5.2 Organisation

Print Friendly, PDF & Email

The Guild, in the early days consisted of three interlinked organisations as follows.

(I) The Dominican Chapter

The first to be formed was the Chapter of the Dominican Tertiaries. This included non-Guild members such as Commander Shove and Mary Gill.

(II) The Guild of St Joseph and Dominic

Secondly, there was the Guild itself. In fact this was an organisation which, of itself, did not have a very firm legal foundation, it was just a loose members association which did not hold assets. In effect, the purpose of the Guild was to determine who were members of the Guild. Until 1928, there was a requirement that members should also be members of the Dominican Chapters. Importantly, it also specified that Guild members would be members of the third organisation, The Spoil Bank Association Limited.

The constitution of the Guild was as follows

The Guild holds;

  1. That all work is ordained to God and should be Divine worship.
    As human life is ordained to God so must human work be. We cannot serve God and Mammon but we can love God and our neighbour. The love of God means that work must be done according to an absolute standard of reasonableness; the love of our neighbour means that work must be done according to an absolute standard of serviceableness. Good quality is therefore twofold, work must be good in itself and good for use. (From ‘Actus Sequitur Esse’,The Game, Sept.,1921).
  2. That the principle of individual human responsibility being a fundamental of Catholic doctrine and this principle involving the principle of ownership, workmen should own their own tools, their workshops and the product of their work.

The Guild therefore aims at:

  1. Making the goodness of the thing to be made the immediate concern in work.
  2. Undertaking and imposing only such work as involves responsibility for the thing to be made.
  3. Making the good of the work and the freedom of the workman the test of its workshop methods, tools and appliances.


  1. Members shall be 
    1. Practising Catholics 
    2. Earning their living by creative manual work 
    3. Owners of their tools and of their work.
  2. Admission to the Guild shall be by the unanimous consent of the members.
  3. Applicants for membership who fulfil all conditions for admission shall be postulants for at least one year and shall be known as Qualified Postulants.
  4. Applicants, such as apprentices, may be admitted to membership who do not yet fulfil the third condition for admission, but shall remain postulants until such time as they are able to fulfil it and shall be known as Unqualified Postulants.
  5. The approval of the Guild must be obtained for the entrance of any apprentice or employee to a member’s workshop and such apprentices or employees must be Catholics.
  6. A Guildsman may not enter into workshop partnership with a non Guildsman.
  7. The members shall elect annually a Prior who shall represent the Guild in all its affairs and superintend the work of such other officers as may be appointed. He shall generally take care that the Constitution be observed.
  8. There shall be a meeting of the members at least once a month to decide whatever may be required. Postulants shall attend the Guild meetings but without a vote.
  9. It shall be the Guild’s duty to encourage understanding and practice of its principles among its members by arranging occasions for their discussion and exposition.
  10. Guildsmen shall meet in the Chapel for prayer in common on such regular occasions as may be arranged.
  11. There shall be a regular Guild subscription for the upkeep of the Chapel and other expenses.
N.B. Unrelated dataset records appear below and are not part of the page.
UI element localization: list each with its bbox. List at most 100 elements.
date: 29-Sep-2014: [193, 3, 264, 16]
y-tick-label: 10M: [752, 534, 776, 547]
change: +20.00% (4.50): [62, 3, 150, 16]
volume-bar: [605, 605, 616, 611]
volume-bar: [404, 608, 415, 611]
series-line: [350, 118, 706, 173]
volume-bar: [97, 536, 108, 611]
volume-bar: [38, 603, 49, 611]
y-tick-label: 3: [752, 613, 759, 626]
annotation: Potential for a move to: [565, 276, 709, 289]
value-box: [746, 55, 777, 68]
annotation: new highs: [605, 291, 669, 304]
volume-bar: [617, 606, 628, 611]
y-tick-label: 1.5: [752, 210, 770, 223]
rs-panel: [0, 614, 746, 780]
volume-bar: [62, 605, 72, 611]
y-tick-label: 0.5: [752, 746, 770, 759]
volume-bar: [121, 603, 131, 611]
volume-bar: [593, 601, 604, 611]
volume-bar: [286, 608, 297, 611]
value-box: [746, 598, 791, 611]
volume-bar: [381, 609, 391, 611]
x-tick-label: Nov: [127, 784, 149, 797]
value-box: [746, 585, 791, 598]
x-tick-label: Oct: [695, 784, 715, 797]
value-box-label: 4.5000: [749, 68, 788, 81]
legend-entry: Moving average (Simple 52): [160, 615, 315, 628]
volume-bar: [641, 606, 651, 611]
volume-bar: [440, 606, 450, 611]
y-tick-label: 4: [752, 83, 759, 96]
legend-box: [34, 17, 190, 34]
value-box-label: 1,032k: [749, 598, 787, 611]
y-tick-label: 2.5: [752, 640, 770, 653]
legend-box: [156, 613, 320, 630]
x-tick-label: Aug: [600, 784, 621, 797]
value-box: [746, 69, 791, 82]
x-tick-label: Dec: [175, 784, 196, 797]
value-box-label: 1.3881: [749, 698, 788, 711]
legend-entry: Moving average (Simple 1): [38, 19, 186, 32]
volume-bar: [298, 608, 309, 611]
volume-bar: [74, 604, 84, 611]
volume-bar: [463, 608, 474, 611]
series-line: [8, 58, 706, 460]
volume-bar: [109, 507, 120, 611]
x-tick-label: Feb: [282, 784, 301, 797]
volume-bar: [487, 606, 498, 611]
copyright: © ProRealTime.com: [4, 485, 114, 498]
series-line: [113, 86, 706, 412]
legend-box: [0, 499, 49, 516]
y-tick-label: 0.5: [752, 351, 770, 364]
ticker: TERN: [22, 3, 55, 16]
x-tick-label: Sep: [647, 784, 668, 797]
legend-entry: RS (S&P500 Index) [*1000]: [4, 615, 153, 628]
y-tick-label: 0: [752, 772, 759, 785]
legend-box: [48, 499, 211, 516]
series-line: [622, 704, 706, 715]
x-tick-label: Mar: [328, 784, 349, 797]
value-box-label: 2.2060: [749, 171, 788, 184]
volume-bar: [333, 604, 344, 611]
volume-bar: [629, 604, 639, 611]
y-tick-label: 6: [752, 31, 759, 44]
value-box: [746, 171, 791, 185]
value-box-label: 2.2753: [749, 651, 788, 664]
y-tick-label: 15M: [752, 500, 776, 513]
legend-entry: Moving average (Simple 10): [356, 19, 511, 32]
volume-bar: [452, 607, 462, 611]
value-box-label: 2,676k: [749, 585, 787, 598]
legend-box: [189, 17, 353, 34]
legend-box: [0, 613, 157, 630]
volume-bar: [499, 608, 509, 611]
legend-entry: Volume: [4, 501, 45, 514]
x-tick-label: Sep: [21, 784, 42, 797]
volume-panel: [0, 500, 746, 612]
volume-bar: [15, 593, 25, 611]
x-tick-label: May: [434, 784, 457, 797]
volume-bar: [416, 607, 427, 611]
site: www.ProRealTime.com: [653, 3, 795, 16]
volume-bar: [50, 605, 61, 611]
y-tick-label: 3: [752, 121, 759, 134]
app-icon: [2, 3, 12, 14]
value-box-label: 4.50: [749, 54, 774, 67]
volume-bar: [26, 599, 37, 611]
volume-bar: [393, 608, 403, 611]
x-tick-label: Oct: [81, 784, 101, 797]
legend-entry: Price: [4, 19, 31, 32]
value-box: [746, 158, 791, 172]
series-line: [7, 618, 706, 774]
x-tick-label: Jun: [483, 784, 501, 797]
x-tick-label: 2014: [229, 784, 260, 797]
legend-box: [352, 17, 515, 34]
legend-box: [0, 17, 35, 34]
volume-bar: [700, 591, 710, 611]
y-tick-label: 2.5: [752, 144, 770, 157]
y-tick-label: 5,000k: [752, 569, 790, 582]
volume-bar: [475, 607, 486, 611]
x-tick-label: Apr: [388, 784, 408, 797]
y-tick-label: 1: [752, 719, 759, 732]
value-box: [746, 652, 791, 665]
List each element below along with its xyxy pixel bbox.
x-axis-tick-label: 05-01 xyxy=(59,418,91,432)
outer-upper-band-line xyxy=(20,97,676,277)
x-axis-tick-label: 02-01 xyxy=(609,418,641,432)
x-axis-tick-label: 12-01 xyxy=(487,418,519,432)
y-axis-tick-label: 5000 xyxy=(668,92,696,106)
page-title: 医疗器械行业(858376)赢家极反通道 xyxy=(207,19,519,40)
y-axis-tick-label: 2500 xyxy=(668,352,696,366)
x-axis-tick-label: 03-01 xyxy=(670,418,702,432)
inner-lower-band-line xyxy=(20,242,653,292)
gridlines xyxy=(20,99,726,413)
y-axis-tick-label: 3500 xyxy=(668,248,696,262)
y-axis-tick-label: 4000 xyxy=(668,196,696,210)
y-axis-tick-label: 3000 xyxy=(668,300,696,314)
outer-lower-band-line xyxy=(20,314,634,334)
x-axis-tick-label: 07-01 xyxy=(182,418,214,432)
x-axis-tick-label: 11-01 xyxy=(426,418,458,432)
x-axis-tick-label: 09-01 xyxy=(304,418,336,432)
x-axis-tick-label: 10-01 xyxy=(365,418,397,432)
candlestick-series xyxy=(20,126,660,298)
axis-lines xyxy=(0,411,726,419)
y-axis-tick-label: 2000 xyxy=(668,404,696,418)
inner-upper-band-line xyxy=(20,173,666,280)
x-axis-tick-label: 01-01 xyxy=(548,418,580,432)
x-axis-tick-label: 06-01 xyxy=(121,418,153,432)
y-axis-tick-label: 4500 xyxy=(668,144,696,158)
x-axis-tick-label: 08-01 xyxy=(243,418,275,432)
(III) The Spoil Bank Association Limited

It would seem that at some stage early in the Guild’s life, advice was received that it would be best to conduct the financial affairs of the Guild through the medium of a limited company. Accordingly, a company limited by guarantee was formed on 9 November 1921, named The Spoil Bank Association Limited (company number 00177737) with all Guild members being members of this company. In the Memorandum of Articles, the subscribers are listed as Herbert Joseph Cribb, Carver & Letter Cutter, A.Eric R. Gill, Sculptor, W. David Jones, Painter & Wood Engraver, George Maxwell, Builder, H. Douglas C. Pepler, Printer, Wm. John Tull, Printer, Charles L. Waters, Clerk.

This company owned the Guild property and charged rents to Guild members. I have not been able to establish what the arrangements were before this company was formed, but I imagine that the properties were held in the joint names of the Guild members.